The win, following six consecutive losses to the Indians, gave the Crimson two victories, no losses in the Ivy League and moved the team into a first-place tie with Pennsylvania. The Quakers, who topped Dartmouth 4 to 3 last Saturday, meet third-place Yale (one win, no losses) this morning in Philadelphia.
Most significant in the uphill triumph was not breaking the long losing streak against New England's perennial leaders. Nor was it the continued excellence of the Crimson halfbacks and fullbacks in thwarting the Green forwards. The most important development of yesterday's game was an attack that controlled play for almost the entire 88 minutes and continued to fire on the Indian goal until it scored. And even then kept on firing.
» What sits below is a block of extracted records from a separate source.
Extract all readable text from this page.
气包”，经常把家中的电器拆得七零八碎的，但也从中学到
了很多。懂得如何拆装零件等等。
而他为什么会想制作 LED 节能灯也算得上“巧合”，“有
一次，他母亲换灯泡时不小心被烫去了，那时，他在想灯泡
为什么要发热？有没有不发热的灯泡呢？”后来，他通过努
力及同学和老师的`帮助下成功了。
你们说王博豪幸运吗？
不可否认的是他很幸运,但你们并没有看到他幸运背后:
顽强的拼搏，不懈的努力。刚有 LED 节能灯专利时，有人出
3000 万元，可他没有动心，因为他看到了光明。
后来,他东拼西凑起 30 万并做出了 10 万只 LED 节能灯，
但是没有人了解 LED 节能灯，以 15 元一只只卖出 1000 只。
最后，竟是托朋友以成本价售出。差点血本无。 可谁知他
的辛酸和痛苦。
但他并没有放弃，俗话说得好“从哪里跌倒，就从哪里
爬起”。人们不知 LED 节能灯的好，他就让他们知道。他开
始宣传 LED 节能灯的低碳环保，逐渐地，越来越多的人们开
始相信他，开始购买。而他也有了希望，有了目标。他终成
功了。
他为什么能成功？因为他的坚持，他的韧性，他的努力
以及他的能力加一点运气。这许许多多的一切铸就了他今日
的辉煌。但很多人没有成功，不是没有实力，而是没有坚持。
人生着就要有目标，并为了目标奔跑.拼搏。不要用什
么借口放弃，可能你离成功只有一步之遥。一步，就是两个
The game began inauspiciously as the Dartmouth line displayed precise passing that was too accurate for the home team to break. The Indians' two Norwegian aces, Bernt and Egil Stigum, pressed the defense continuously and Bernt scored at 5:15 of the first period on a pass from Captain Wally Pugh.
After perhaps three more minutes the tide turned and the victors began to press Dartmouth goalie Clint Malin.
The story of the second and third periods was one of frustration. Fine drives downfield came to nothing when shots were missed or blocked.
In the fourth period the attack was even stronger, and now it could not be denied. Hodnett tied the score on a fine pass from John Hadik. Tubman's goal-hanging tactics finally paid off when he took a long pass from Ken McIntosh and tallied at 13:45, and he scored again at 20:25 after a short head pass by MacVeagh.
It was a strong, healthy Dartmouth team that lost, and a large measure of the credit must go to fullback Don Beaver, who played his finest game of the year, and to goalies Lindsay Fischer, injured in the third period, and Elliot Finkelstein, who replaced him. With a more decisive defeat of the Green than Penn got, the Crimson ranks as the team to beat in the Ivy League. The Quakers will get the chance a week from today.
Yardling center-half George Robinson scored a third-quarter goal on a penalty kick to break up a scoreless tie, as the freshman soccer team defeated Dartmouth, 1 to 0, for its first victory of the season.